BEIJING - Police officer Tseten Dorje was included in the list of people to be honored for bravery during the rescue efforts in the wake of the 7.1-magnitude quake that hit Yushu of Qinghai province on April 14.
Police officer Tseten Dorje, who lost his legs on duty, sits in his Jeep with modifi cations that allow him to drive only with his hands. [Xinhua]
However, the 48-year-old officer from the Yushu county police station didn't walk onto the stage to receive his award from the central government on Thursday morning during the ceremony in Xining, capital of Qinghai province.
Tseten sat through the ceremony among nearly 1,000 people in the audience due to his physical handicap - he lost both his legs as a result of police work in 2007.
"People still remember us; that's enough," the policeman, who belongs to the Tibetan ethnic group, said to China Daily about his award.
Another 225 collective award winners (those who won awards as a group) and 334 individuals, including four who died in their heroic rescue efforts, also received awards.

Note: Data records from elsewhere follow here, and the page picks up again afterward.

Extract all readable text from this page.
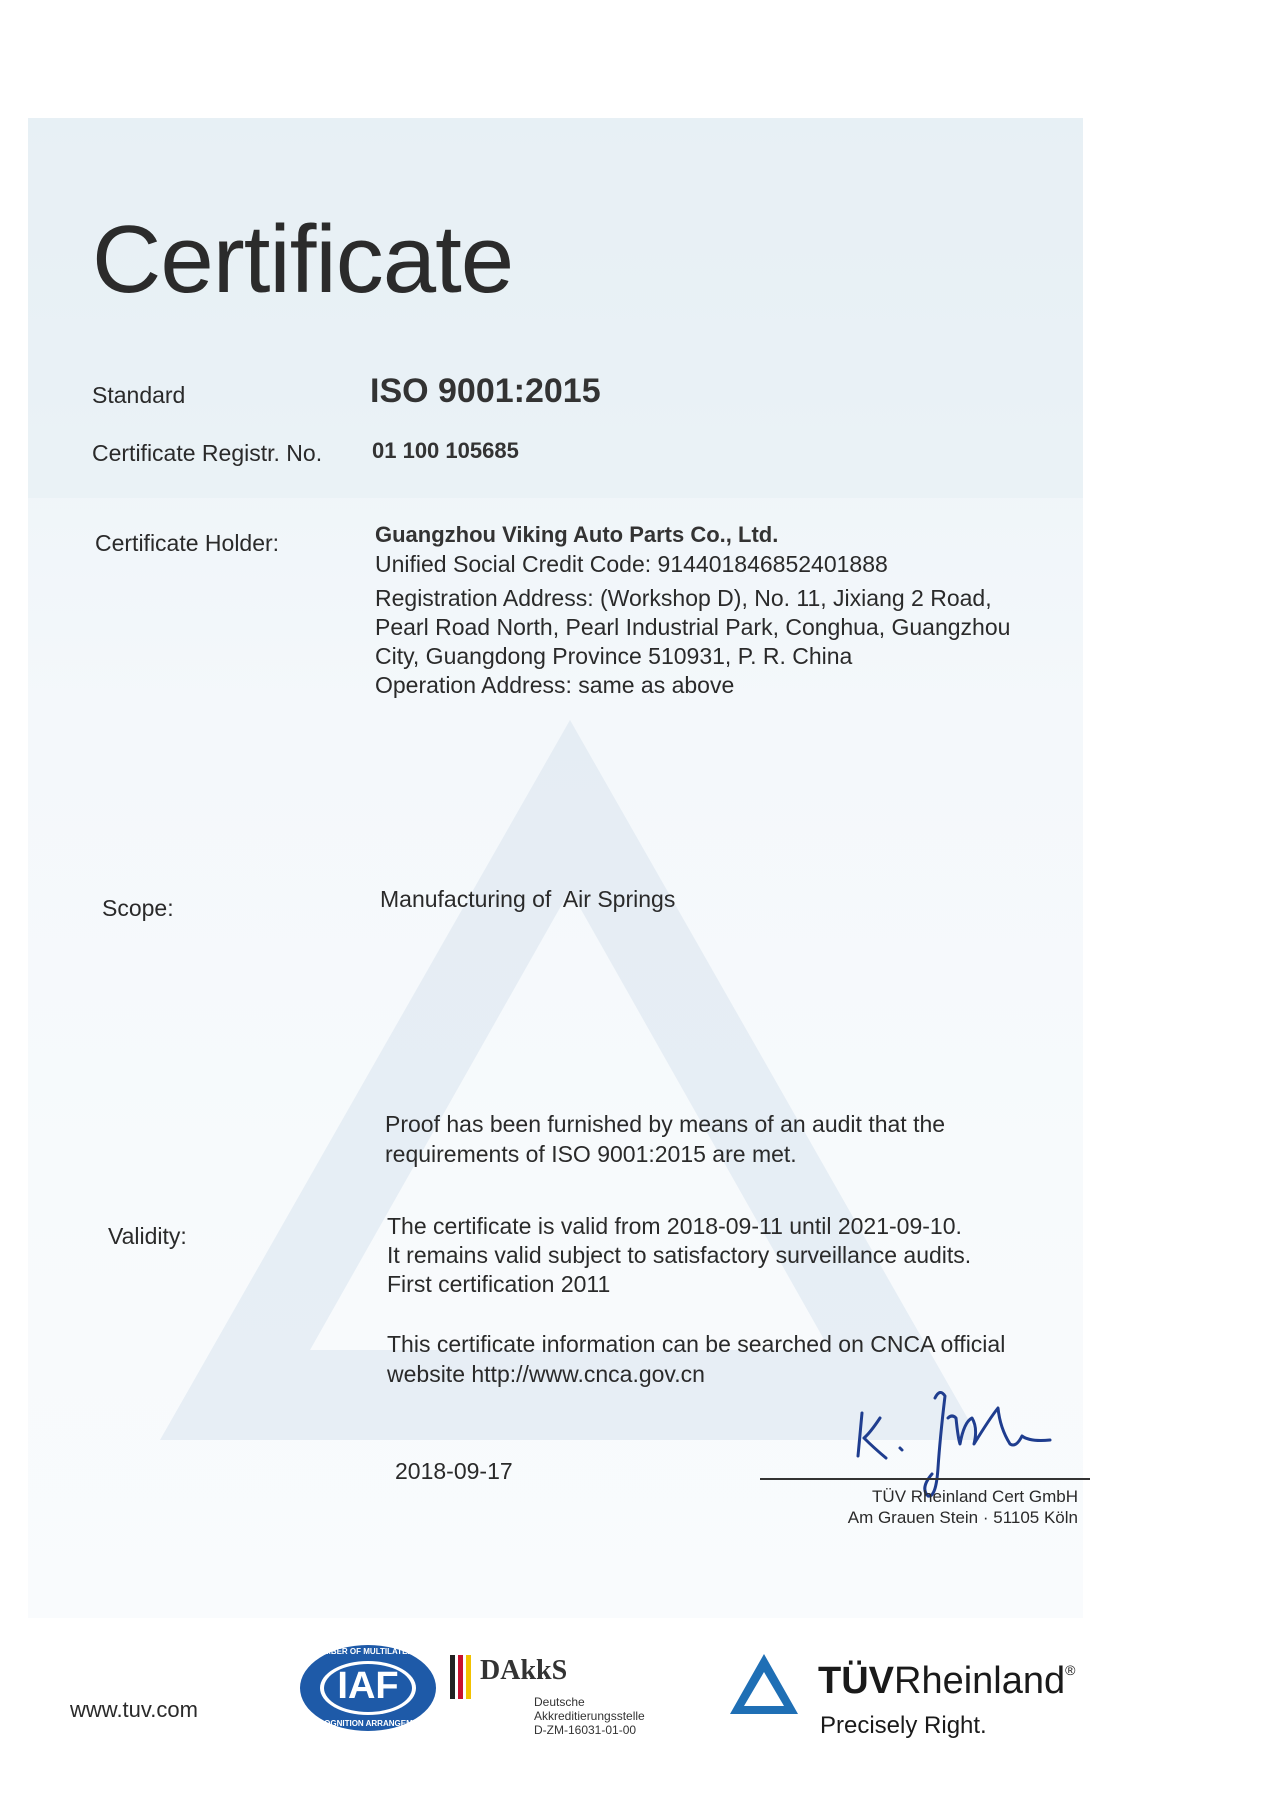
Certificate
Standard	ISO 9001:2015
Certificate Registr. No. 01 100 105685
Certificate Holder:	Guangzhou Viking Auto Parts Co., Ltd.
Unified Social Credit Code: 914401846852401888
Registration Address: (Workshop D), No. 11, Jixiang 2 Road,
Pearl Road North, Pearl Industrial Park, Conghua, Guangzhou
City, Guangdong Province 510931, P. R. China
Operation Address: same as above
Scope:	Manufacturing of  Air Springs
Proof has been furnished by means of an audit that the
requirements of ISO 9001:2015 are met.
Validity:	The certificate is valid from 2018-09-11 until 2021-09-10.
It remains valid subject to satisfactory surveillance audits.
First certification 2011
This certificate information can be searched on CNCA official
website http://www.cnca.gov.cn
2018-09-17
TÜV Rheinland Cert GmbH
Am Grauen Stein · 51105 Köln
www.tuv.com
IAF
MEMBER OF MULTILATERAL
RECOGNITION ARRANGEMENT
DAkkS
Deutsche
Akkreditierungsstelle
D-ZM-16031-01-00
TÜVRheinland®
Precisely Right.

Wong Fu-wing, a Hong Kong driver who was crushed under collapsed houses after pulling four people out of the debris, was one among the four who received posthumous awards for bravery.
Despite his handicap, Tseten managed to transport more than 1,000 injured people to local hospitals in a modified Jeep featuring a hand crank to control the accelerator and the brakes.
"Even without legs, I'm still a policeman who should reach out to people in emergencies," Tseten said.
A seasoned officer and merit-winner with 25 years of experience, Tseten has been a "man of iron" who frequently took part in difficult missions.
Tseten was injured when he was chasing a suspect in 2007, and accidentally fell into a ditch on the rough Qinghai-Tibetan Plateau. His legs were seriously injured, but he didn't stop to get treatment until the mission was over six days later.
The injury had a relapse in early 2008 when a severe snow disaster hit the county. Tseten lost consciousness during a mission to dispatch disaster relief to the nearby city of Golmud.
In the hospital, he was told that his necrotic legs needed to be amputated. In his deepest despair, Tseten considered suicide.
"How could a policeman be without legs?" Tseten asked.
But after the surgery, with encouragement from family members and friends, he decided to start anew. One month before the earthquake, his sister bought him the Jeep with modifications that allow him to drive only with his hands.
When the quake hit Yushu, Tseten was among the first to be rescued. He had hardly recovered from bruises and other injuries when he asked his son to put him inside the Jeep.
The first person Tseten took to the hospital was a seriously injured woman who was still closely holding her dead baby when Tseten found her. She died beside him on the way to the hospital.
"I felt so helpless. I wish I could run on legs," Tseten said.
However, thanks to his timely transports, he helped save hundreds of lives soon after the quake, which claimed at least 2,698 lives and injured 12,000.
Four months after the quake, Tseten returned to his original position at the police station.
His voluntary efforts have continued. He often drove his Jeep every two days fetching tap water for his neighbors from 5 kilometers away.
"We have a river near our neighborhood, but we use its water only to flush the toilet for fear of possible infection," Tseten said, adding that he hopes that local residents can have tap water in the near future.
"Life has gradually returned to normal in Yushu. But it takes time for a full recovery," he says.